New Green Day is a NCTE Notable Book in Poetry, a Publishers Weekly Best Book of the Year, and a Junior Library Guild Selection. Portis is the author of many books for children, including Not a Box, a New York Times Best Illustrated Book.
On Being Woke
Woke: A Young Poet’s Call to Justice (Roaring Brook Press 2020) is a collection of poems edited by Mahogany L. Browne, a Cave Canem, Poets House, and Serenbe Focus Fellow alum whose books include Swag and #Dear Twitter: Love Letters Hashed Out Online in 140 Characters or Less. The book’s purpose is to inspire kids to stay woke and become a new generation of activists. Contributing poets are Elizabeth Acevedo, the New York Times bestselling author of With the Fire on High and National Book Award-winning novel The Poet X and Olivia Gatwood, who has received national recognition for her poetry and writing workshops. Woke is illustrated by artist, designer, and photographer Theodore Taylor III, with a foreword by New York Times bestselling author, and Newbery Award Honoree, Jason Reynolds.
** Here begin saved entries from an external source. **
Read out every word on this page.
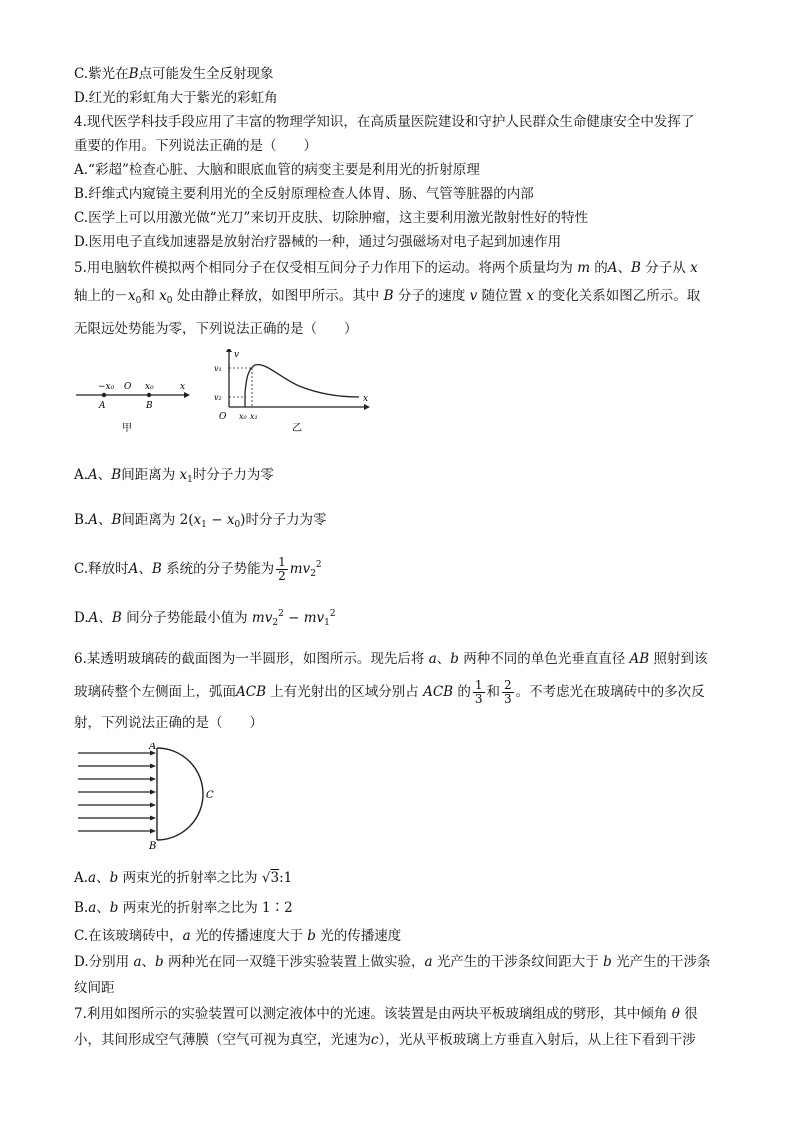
C.紫光在B点可能发生全反射现象
D.红光的彩虹角大于紫光的彩虹角
4.现代医学科技手段应用了丰富的物理学知识，在高质量医院建设和守护人民群众生命健康安全中发挥了
重要的作用。下列说法正确的是（　　）
A.“彩超”检查心脏、大脑和眼底血管的病变主要是利用光的折射原理
B.纤维式内窥镜主要利用光的全反射原理检查人体胃、肠、气管等脏器的内部
C.医学上可以用激光做“光刀”来切开皮肤、切除肿瘤，这主要利用激光散射性好的特性
D.医用电子直线加速器是放射治疗器械的一种，通过匀强磁场对电子起到加速作用
5.用电脑软件模拟两个相同分子在仅受相互间分子力作用下的运动。将两个质量均为 m 的A、B 分子从 x
轴上的$-x_0$和 $x_0$ 处由静止释放，如图甲所示。其中 B 分子的速度 v 随位置 x 的变化关系如图乙所示。取
无限远处势能为零，下列说法正确的是（　　）
x
−x₀ O x₀
A	B
甲
v
x
O
v₁
v₂
x₀ x₁
乙
A.A、B间距离为 $x_1$时分子力为零
B.A、B间距离为 $2(x_1 - x_0)$时分子力为零
C.释放时A、B 系统的分子势能为 $\frac{1}{2} mv_2^2$
D.A、B 间分子势能最小值为 $mv_2^2 - mv_1^2$
6.某透明玻璃砖的截面图为一半圆形，如图所示。现先后将 a、b 两种不同的单色光垂直直径 AB 照射到该
玻璃砖整个左侧面上，弧面ACB 上有光射出的区域分别占 ACB 的 $\frac{1}{3}$ 和 $\frac{2}{3}$ 。不考虑光在玻璃砖中的多次反
射，下列说法正确的是（　　）
A
B
C
A.a、b 两束光的折射率之比为 √3:1
B.a、b 两束光的折射率之比为 1∶2
C.在该玻璃砖中，a 光的传播速度大于 b 光的传播速度
D.分别用 a、b 两种光在同一双缝干涉实验装置上做实验，a 光产生的干涉条纹间距大于 b 光产生的干涉条
纹间距
7.利用如图所示的实验装置可以测定液体中的光速。该装置是由两块平板玻璃组成的劈形，其中倾角 θ 很
小，其间形成空气薄膜（空气可视为真空，光速为c），光从平板玻璃上方垂直入射后，从上往下看到干涉
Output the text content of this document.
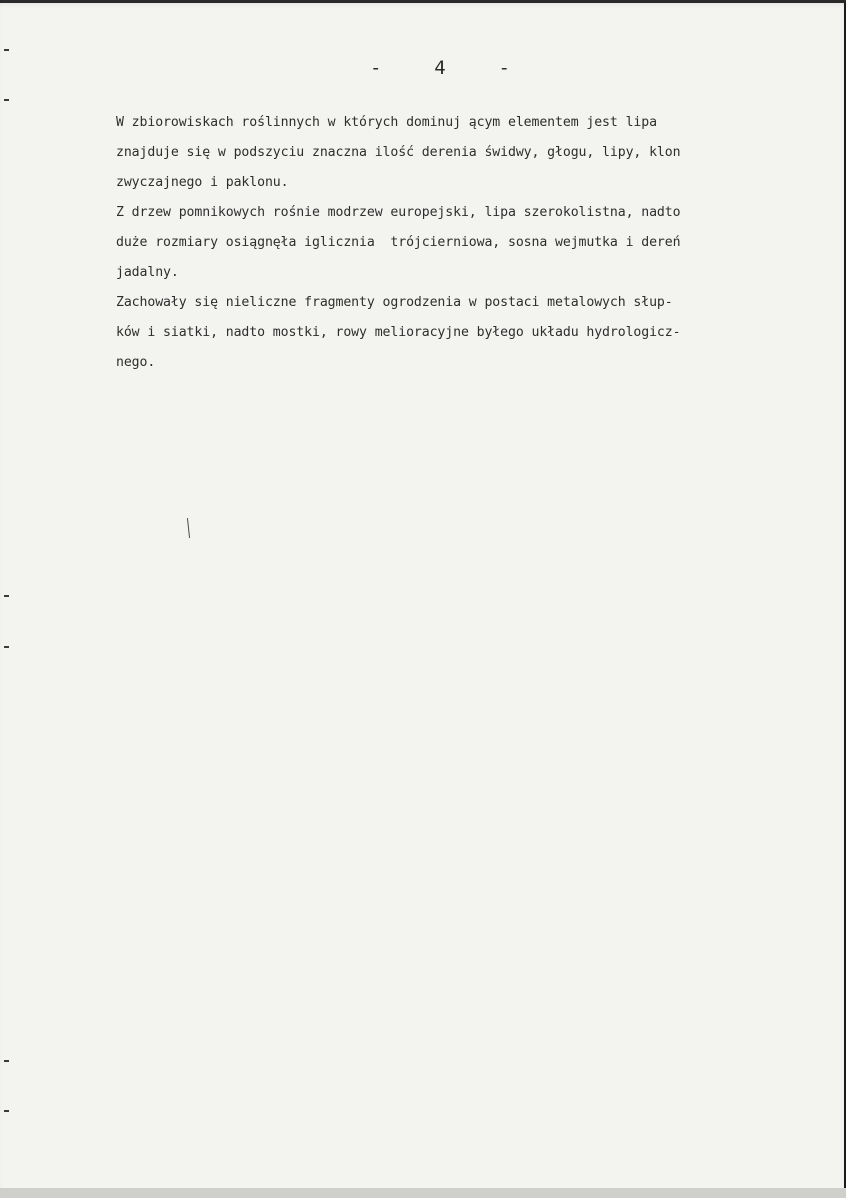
-	4	-
W zbiorowiskach roślinnych w których dominuj ącym elementem jest lipa
znajduje się w podszyciu znaczna ilość derenia świdwy, głogu, lipy, klon
zwyczajnego i paklonu.
Z drzew pomnikowych rośnie modrzew europejski, lipa szerokolistna, nadto
duże rozmiary osiągnęła iglicznia  trójcierniowa, sosna wejmutka i dereń
jadalny.
Zachowały się nieliczne fragmenty ogrodzenia w postaci metalowych słup-
ków i siatki, nadto mostki, rowy melioracyjne byłego układu hydrologicz-
nego.
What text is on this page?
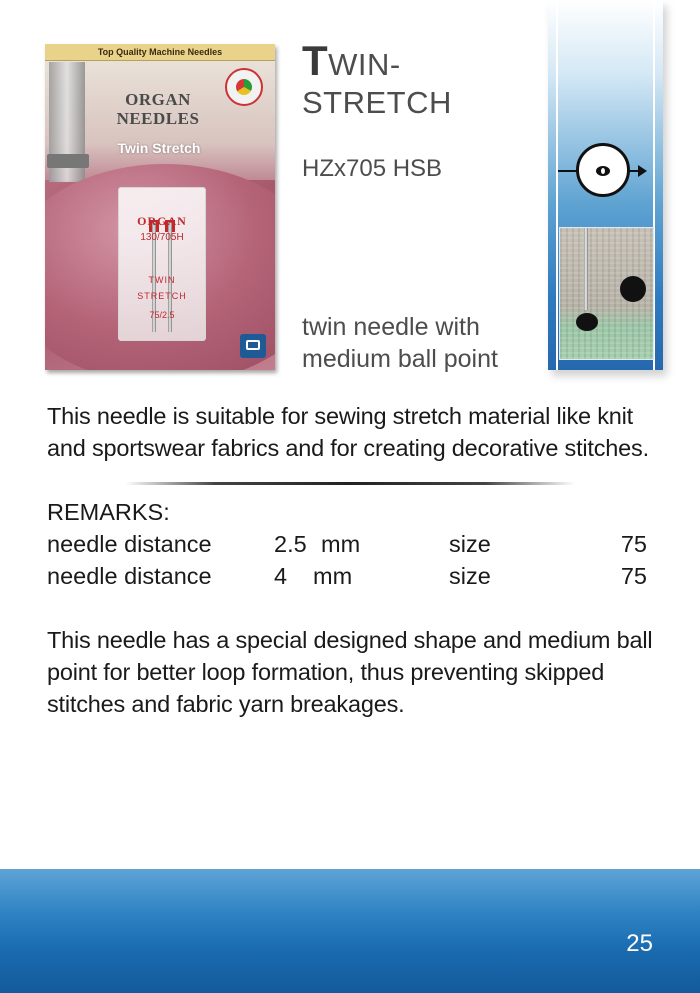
Top Quality Machine Needles
ORGAN
NEEDLES
Twin Stretch
ORGAN
130/705H
TWIN
STRETCH
75/2.5
TWIN-
STRETCH
HZx705 HSB
twin needle with
medium ball point
This needle is suitable for sewing stretch material like knit and sportswear fabrics and for creating decorative stitches.
REMARKS:
needle distance	2.5 mm	size	75
needle distance	4 mm	size	75
This needle has a special designed shape and medium ball point for better loop formation, thus preventing skipped stitches and fabric yarn breakages.
25
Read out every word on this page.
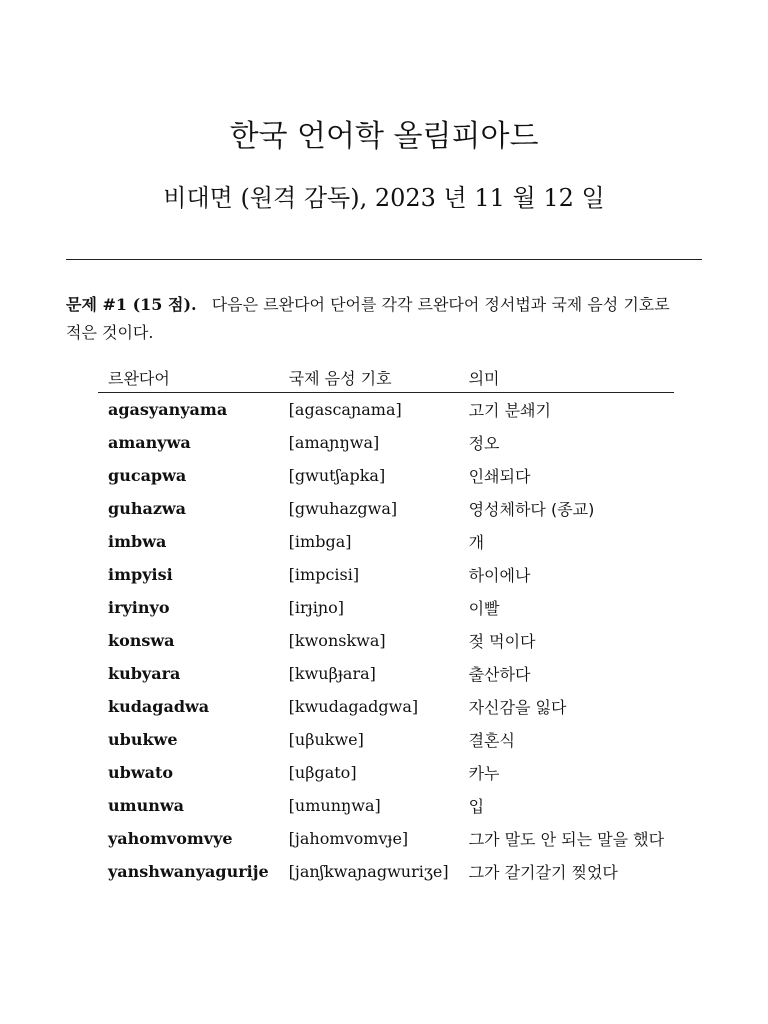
한국 언어학 올림피아드
비대면 (원격 감독), 2023 년 11 월 12 일
문제 #1 (15 점). 다음은 르완다어 단어를 각각 르완다어 정서법과 국제 음성 기호로
적은 것이다.
르완다어	국제 음성 기호	의미
agasyanyama	[agascaɲama]	고기 분쇄기
amanywa	[amaɲŋwa]	정오
gucapwa	[gwutʃapka]	인쇄되다
guhazwa	[gwuhazgwa]	영성체하다 (종교)
imbwa	[imbga]	개
impyisi	[impcisi]	하이에나
iryinyo	[irɟiɲo]	이빨
konswa	[kwonskwa]	젖 먹이다
kubyara	[kwuβɟara]	출산하다
kudagadwa	[kwudagadgwa]	자신감을 잃다
ubukwe	[uβukwe]	결혼식
ubwato	[uβgato]	카누
umunwa	[umunŋwa]	입
yahomvomvye	[jahomvomvɟe]	그가 말도 안 되는 말을 했다
yanshwanyagurije	[janʃkwaɲagwuriʒe]	그가 갈기갈기 찢었다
Vogue says, “This collection of poems by women of color covers topics relating to social justice, activism, discrimination and empathy, focusing on the need to speak out and inspiring middle-graders.”
Walt’s World
Given my first Classic Comic reading of Walt Whitman, it was nice to see the continuum of poetry reaching from the 19th century to August 2021 in The World Below the Brine (Creative Editions), with illustrations by James Christopher Carroll. The poem was first published in 1860 in the group “Sea-Shore Memories,” later included in “Sea Drift” in the 1881 edition of Leaves of Grass. Using a single stanza format, Whitman pictures life within the ocean: “Different colors, pale gray and green, purple, white, and gold, the play of light through the water.” Carroll’s other picture books include A Song, also published by Creative Editions.
Classics
Any time I want to revisit the days when poetry and songs and stories came together in tales like Cinderella, Little Red Riding Hood, and Jack and the Beanstalk, I pick up The All About Story Book (Cupples & Leon 1927) with illustrations by John B. Gruelle. Some other classics of the genre that come to mind are Robert Louis Stevenson’s A Child’s Garden of Verses with the Jessie Wilcox Smith illustrations and Rudyard Kipling’s Just So Stories, strikingly illustrated by the author himself.